Der Krieg und seine Folgen haben die deutsche Gesellschaft von Grund auf verändert. Infolge von Vertreibung, Massenflucht und dem Wirtschaftswunder der jungen Republik verschwinden die sozialen Milieus und Strukturen der Vorkriegszeit, die traditionelle Klassengesellschaft befindet sich in Auflösung. Auch die Gewerkschaften haben daran Anteil: Ihre Tarifpolitik sorgt dafür, dass sich der soziale Wandel beschleunigt.
Freiheit kennt keine Mauer. 1. Mai– Kundgebung 1963 vor dem Reichstagsgebäude auf dem Platz der Republik. Archiv der sozialen Demokratie in der Friedrich-Ebert-Stiftung
Der Glaube an die Klassengesellschaft
Nicht nur die SPD reagiert mit ihrem Godesberger Programm auf diese Veränderungen. Auch der DGB will 1959 seine Grundsätze an die Wirklichkeit anpassen. Doch es soll noch vier Jahre dauern, bis der DGB in Düsseldorf die Soziale Marktwirtschaft anerkennt.
Die Gewerkschaften förderten mit ihrer Tarifpolitik auch einen tiefgreifenden sozialen Wandel in Deutschland, der allerdings durch weitere Faktoren beeinflusst wurde. Krieg, Vertreibung, Flucht und Wirtschaftswunder wirbelten die traditionellen sozialen Milieus, wie sie sich im alten Reich verfestigt hatten, kräftig durcheinander. Zwar verschwanden sie nicht in einer „nivellierten Mittelschichtsgesellschaft“, wie zeitgenössische Sozialwissenschaftler annahmen. Traditionelle Arbeitermilieus, wie sie in der Weimarer Republik noch existierten, entstanden in der Bundesrepublik aber nicht wieder neu.
Die SPD versuchte, dieser Entwicklung mit der Abwendung von sozialistischen Forderungen und dem Bekenntnis zur Sozialen Marktwirtschaft in ihrem Godesberger Programm von 1959 gerecht zu werden. Auch der DGB beschloss auf seinem Stuttgarter Kongress 1959, seine bisherigen Grundsätze zu überdenken und sich ein neues Grundsatzprogramm zu geben.
Maiplakat 1960 – 70 Jahre 1. Mai
Die Reformer um Georg Leber (IG Bau–Steine–Erden), Heinrich Gutermuth (IG Bergbau und Energie) und Ludwig Rosenberg, der 1962 zum DGB–Bundesvorsitzenden gewählt werden sollte, stießen jedoch auf den Widerstand der IG Metall unter ihrem Vorsitzenden Otto Brenner und anderer Gewerkschafter.
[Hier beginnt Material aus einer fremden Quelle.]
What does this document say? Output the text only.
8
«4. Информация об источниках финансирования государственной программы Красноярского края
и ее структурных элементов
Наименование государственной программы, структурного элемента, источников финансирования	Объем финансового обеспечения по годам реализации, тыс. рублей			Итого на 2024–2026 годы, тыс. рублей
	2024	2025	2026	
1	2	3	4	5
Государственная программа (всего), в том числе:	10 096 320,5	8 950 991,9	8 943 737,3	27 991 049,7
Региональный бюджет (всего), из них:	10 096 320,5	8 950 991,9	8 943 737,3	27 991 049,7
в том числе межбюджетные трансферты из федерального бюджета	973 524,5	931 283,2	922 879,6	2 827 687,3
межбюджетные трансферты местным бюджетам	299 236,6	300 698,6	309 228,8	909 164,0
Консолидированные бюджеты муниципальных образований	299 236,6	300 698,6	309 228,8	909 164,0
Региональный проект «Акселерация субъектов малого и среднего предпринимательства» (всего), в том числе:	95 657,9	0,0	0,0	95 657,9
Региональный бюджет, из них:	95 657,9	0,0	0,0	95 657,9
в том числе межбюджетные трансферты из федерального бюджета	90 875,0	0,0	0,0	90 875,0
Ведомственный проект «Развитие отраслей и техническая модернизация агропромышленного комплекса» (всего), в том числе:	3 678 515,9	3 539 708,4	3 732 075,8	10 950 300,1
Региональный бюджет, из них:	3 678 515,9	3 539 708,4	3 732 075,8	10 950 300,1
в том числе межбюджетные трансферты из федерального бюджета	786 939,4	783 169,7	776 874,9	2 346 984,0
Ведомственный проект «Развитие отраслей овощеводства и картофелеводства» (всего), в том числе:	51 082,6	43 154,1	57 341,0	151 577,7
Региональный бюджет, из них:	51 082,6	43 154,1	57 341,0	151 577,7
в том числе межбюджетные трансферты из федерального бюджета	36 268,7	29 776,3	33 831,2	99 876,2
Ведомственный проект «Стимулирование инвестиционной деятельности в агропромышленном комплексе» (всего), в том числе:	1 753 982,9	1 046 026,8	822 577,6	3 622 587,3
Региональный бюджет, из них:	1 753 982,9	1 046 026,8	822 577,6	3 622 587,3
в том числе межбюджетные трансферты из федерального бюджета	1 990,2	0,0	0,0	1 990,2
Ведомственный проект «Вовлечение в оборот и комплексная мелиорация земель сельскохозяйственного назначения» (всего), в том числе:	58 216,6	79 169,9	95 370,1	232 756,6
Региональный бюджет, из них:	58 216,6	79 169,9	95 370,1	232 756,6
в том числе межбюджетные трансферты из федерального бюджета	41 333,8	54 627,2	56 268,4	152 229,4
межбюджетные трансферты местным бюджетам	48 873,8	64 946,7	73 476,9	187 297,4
Diese gingen von der Fortexistenz der Klassengesellschaft aus und hielten an den Leitsätzen des DGB-Gründungskongresses von 1949 fest. Dazu gehörten insbesondere die Forderungen nach Überführung der Schlüsselindustrien in Gemeineigentum, nach Mitbestimmung und nach volkswirtschaftlicher Rahmenplanung.
Eine Einigung gelang 1963 mit dem Düsseldorfer Grundsatzprogramm. Ähnlich wie die SPD in Godesberg bekannte sich der DGB zwar zur Sozialen Marktwirtschaft, forderte aber die paritätische Mitbestimmung. Zugleich erhielt er aber Forderungen nach staatlicher Planung und Vergesellschaftung der Schlüsselindustrien aufrecht – ein Kompromiss. Neu war, dass die Gewerkschafter sich verstärkt der Bildungspolitik zuwandten, weil sie glaubten, ihre Forderung nach einer Demokratisierung von Wirtschaft und Gesellschaft nur auf der Grundlage eines demokratisierten und durchlässigen Bildungswesens realisieren zu können.